By Hongmin Cai (auth.), Petra Perner (eds.)

This ebook constitutes the refereed complaints of the eleventh commercial convention on information Mining, ICDM 2011, held in ny, united states in September 2011.

The 22 revised complete papers awarded have been conscientiously reviewed and chosen from a hundred submissions. The papers are equipped in topical sections on info mining in drugs and agriculture, info mining in advertising and marketing, information mining for business techniques and in telecommunication, Multimedia info Mining, theoretical points of knowledge mining, information Warehousing, WebMining and data Mining.

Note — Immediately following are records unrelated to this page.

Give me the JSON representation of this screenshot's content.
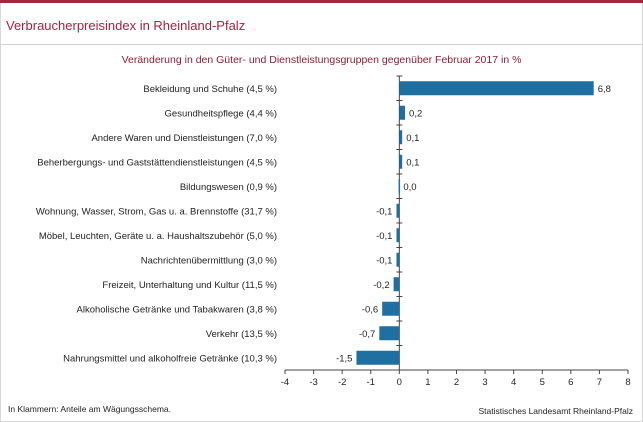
{
  "title": "Verbraucherpreisindex in Rheinland-Pfalz",
  "subtitle": "Veränderung in den Güter- und Dienstleistungsgruppen gegenüber Februar 2017 in %",
  "note": "In Klammern: Anteile am Wägungsschema.",
  "source": "Statistisches Landesamt Rheinland-Pfalz",
  "chart_data": {
    "type": "bar",
    "orientation": "horizontal",
    "categories": [
      "Bekleidung und Schuhe (4,5 %)",
      "Gesundheitspflege (4,4 %)",
      "Andere Waren und Dienstleistungen (7,0 %)",
      "Beherbergungs- und Gaststättendienstleistungen (4,5 %)",
      "Bildungswesen (0,9 %)",
      "Wohnung, Wasser, Strom, Gas u. a. Brennstoffe (31,7 %)",
      "Möbel, Leuchten, Geräte u. a. Haushaltszubehör (5,0 %)",
      "Nachrichtenübermittlung (3,0 %)",
      "Freizeit, Unterhaltung und Kultur (11,5 %)",
      "Alkoholische Getränke und Tabakwaren (3,8 %)",
      "Verkehr (13,5 %)",
      "Nahrungsmittel und alkoholfreie Getränke (10,3 %)"
    ],
    "values": [
      6.8,
      0.2,
      0.1,
      0.1,
      0.0,
      -0.1,
      -0.1,
      -0.1,
      -0.2,
      -0.6,
      -0.7,
      -1.5
    ],
    "value_labels": [
      "6,8",
      "0,2",
      "0,1",
      "0,1",
      "0,0",
      "-0,1",
      "-0,1",
      "-0,1",
      "-0,2",
      "-0,6",
      "-0,7",
      "-1,5"
    ],
    "xlim": [
      -4,
      8
    ],
    "xticks": [
      -4,
      -3,
      -2,
      -1,
      0,
      1,
      2,
      3,
      4,
      5,
      6,
      7,
      8
    ],
    "xtick_labels": [
      "-4",
      "-3",
      "-2",
      "-1",
      "0",
      "1",
      "2",
      "3",
      "4",
      "5",
      "6",
      "7",
      "8"
    ],
    "grid": false,
    "bar_color": "#1f6fa1",
    "accent_color": "#a6243c"
  }
}
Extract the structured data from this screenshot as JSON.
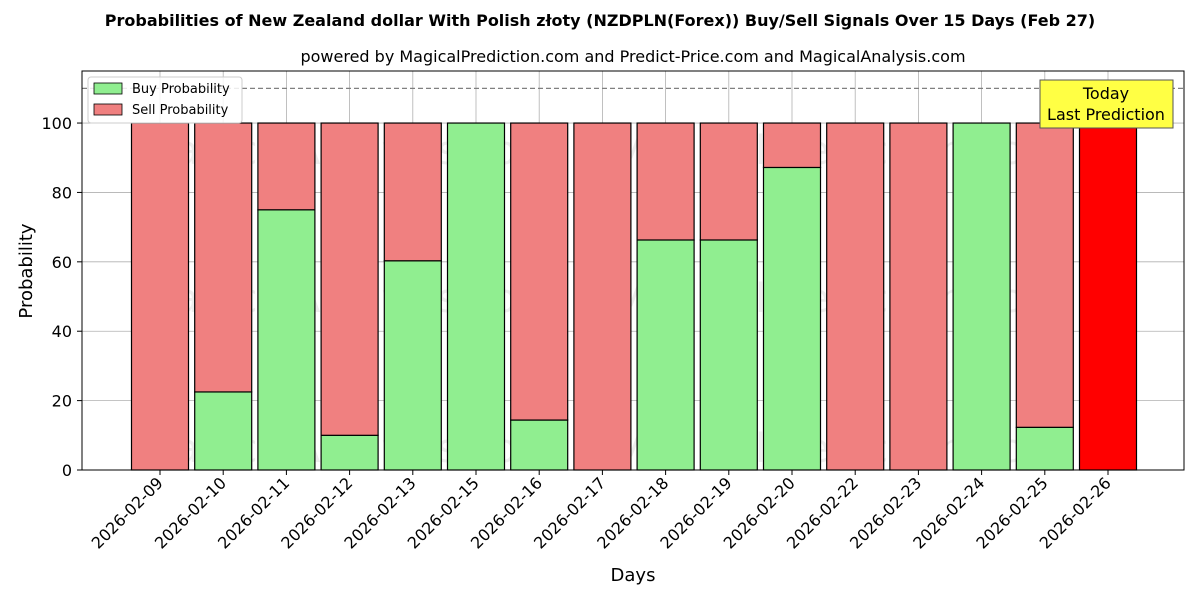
{
  "chart_data": {
    "type": "bar",
    "stacked": true,
    "title": "Probabilities of New Zealand dollar With Polish złoty (NZDPLN(Forex)) Buy/Sell Signals Over 15 Days (Feb 27)",
    "subtitle": "powered by MagicalPrediction.com and Predict-Price.com and MagicalAnalysis.com",
    "xlabel": "Days",
    "ylabel": "Probability",
    "ylim": [
      0,
      115
    ],
    "yticks": [
      0,
      20,
      40,
      60,
      80,
      100
    ],
    "grid": true,
    "legend_position": "top-left",
    "reference_line": 110,
    "categories": [
      "2026-02-09",
      "2026-02-10",
      "2026-02-11",
      "2026-02-12",
      "2026-02-13",
      "2026-02-15",
      "2026-02-16",
      "2026-02-17",
      "2026-02-18",
      "2026-02-19",
      "2026-02-20",
      "2026-02-22",
      "2026-02-23",
      "2026-02-24",
      "2026-02-25",
      "2026-02-26"
    ],
    "series": [
      {
        "name": "Buy Probability",
        "color": "#90EE90",
        "values": [
          0,
          22.5,
          75,
          10,
          60.3,
          100,
          14.4,
          0,
          66.3,
          66.3,
          87.2,
          0,
          0,
          100,
          12.3,
          0
        ]
      },
      {
        "name": "Sell Probability",
        "color": "#F08080",
        "values": [
          100,
          77.5,
          25,
          90,
          39.7,
          0,
          85.6,
          100,
          33.7,
          33.7,
          12.8,
          100,
          100,
          0,
          87.7,
          100
        ]
      }
    ],
    "highlight": {
      "category": "2026-02-26",
      "color": "#FF0000",
      "label_line1": "Today",
      "label_line2": "Last Prediction",
      "label_bg": "#FFFF44"
    },
    "watermarks": [
      "MagicalAnalysis.com",
      "MagicalPrediction.com"
    ]
  }
}
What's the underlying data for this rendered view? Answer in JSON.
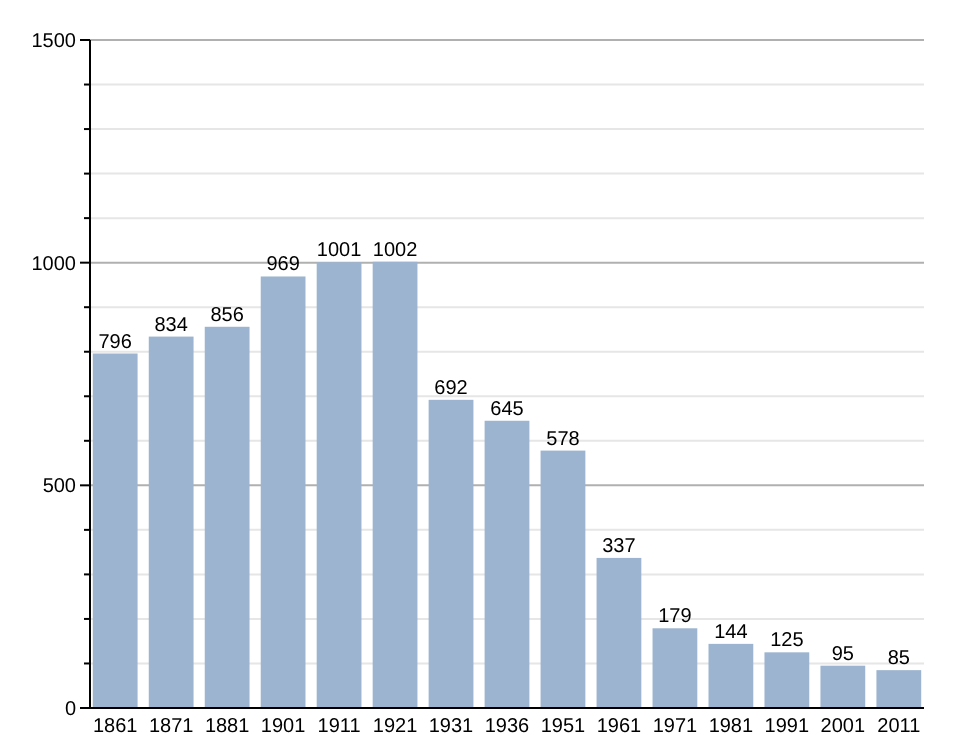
{
  "chart_data": {
    "type": "bar",
    "categories": [
      "1861",
      "1871",
      "1881",
      "1901",
      "1911",
      "1921",
      "1931",
      "1936",
      "1951",
      "1961",
      "1971",
      "1981",
      "1991",
      "2001",
      "2011"
    ],
    "values": [
      796,
      834,
      856,
      969,
      1001,
      1002,
      692,
      645,
      578,
      337,
      179,
      144,
      125,
      95,
      85
    ],
    "color": "#9cb4cf",
    "ylim": [
      0,
      1500
    ],
    "yticks": [
      0,
      {
        "value": 100,
        "label": null
      },
      {
        "value": 200,
        "label": null
      },
      {
        "value": 300,
        "label": null
      },
      {
        "value": 400,
        "label": null
      },
      500,
      {
        "value": 600,
        "label": null
      },
      {
        "value": 700,
        "label": null
      },
      {
        "value": 800,
        "label": null
      },
      {
        "value": 900,
        "label": null
      },
      1000,
      {
        "value": 1100,
        "label": null
      },
      {
        "value": 1200,
        "label": null
      },
      {
        "value": 1300,
        "label": null
      },
      {
        "value": 1400,
        "label": null
      },
      1500
    ],
    "grid": true,
    "data_labels": true
  }
}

While in the past mostly black box methods such as neural nets and support vector machines have been heavily used in technical domains, methods that have explanation capability are preferred in medical domains. Nowadays, data mining methods with explanation capability are also used for technical domains after more work on advantages and disadvantages of the methods has been done. 5 is the most preferred method since it works well on average regardless of the data set being used. This method can easily learn a decision tree without heavy user interaction while in neural nets a lot of time is spent on training the net.

It splits the whole data set into blocks of n and runs cross-validation based theorem . The output of cross-validation is mean accuracy. As you might know from statistics it is much better to predict a measure based on single measures obtained from a data set split into blocks of data and to average over the measure than predict the measure based on a single shot on the whole data set. Moreover the variance of the accuracy gives you another hint in regard to how good the measure is: If the variance is high, there is much noise in the data; if the variance is low, the result is much more stable.

N}) φi(v[n+2]) = |ei[n+2]Tv[n+2]| = |wi| (41) where ei[n+2] are the unit vectors and v[n+2] = [w[n]T, θ, β]T. The modified CPL criterion function ΨH(v[n+1]) has the below form [9]: ΨH(v[n+2]) = ΦH(v[n+2]) + λ Σ γi φi (v[n+2]) i ∈{1,…,n} (42) where λ (λ ≥ 0) is the cost level and the feature costs γi are typically equal to one. The criterion function ΨH(v[n+2) (42) similarly to the function ΦH(v[n+2]) (32) is convex and piecewise-linear (CPL). , wλn*]T (22). (43) Prognostic Models Based on Linear Separability 21 The optimal vector vλ*[n+2] (43) allows to define both the interval regression model (4) as well as the below decision rule of the linear classifier which operates on elements of the sets H+ or H- (25) (z[n+2] = zj+[n+2] or z[n+2] = zj-[n+2] (21)).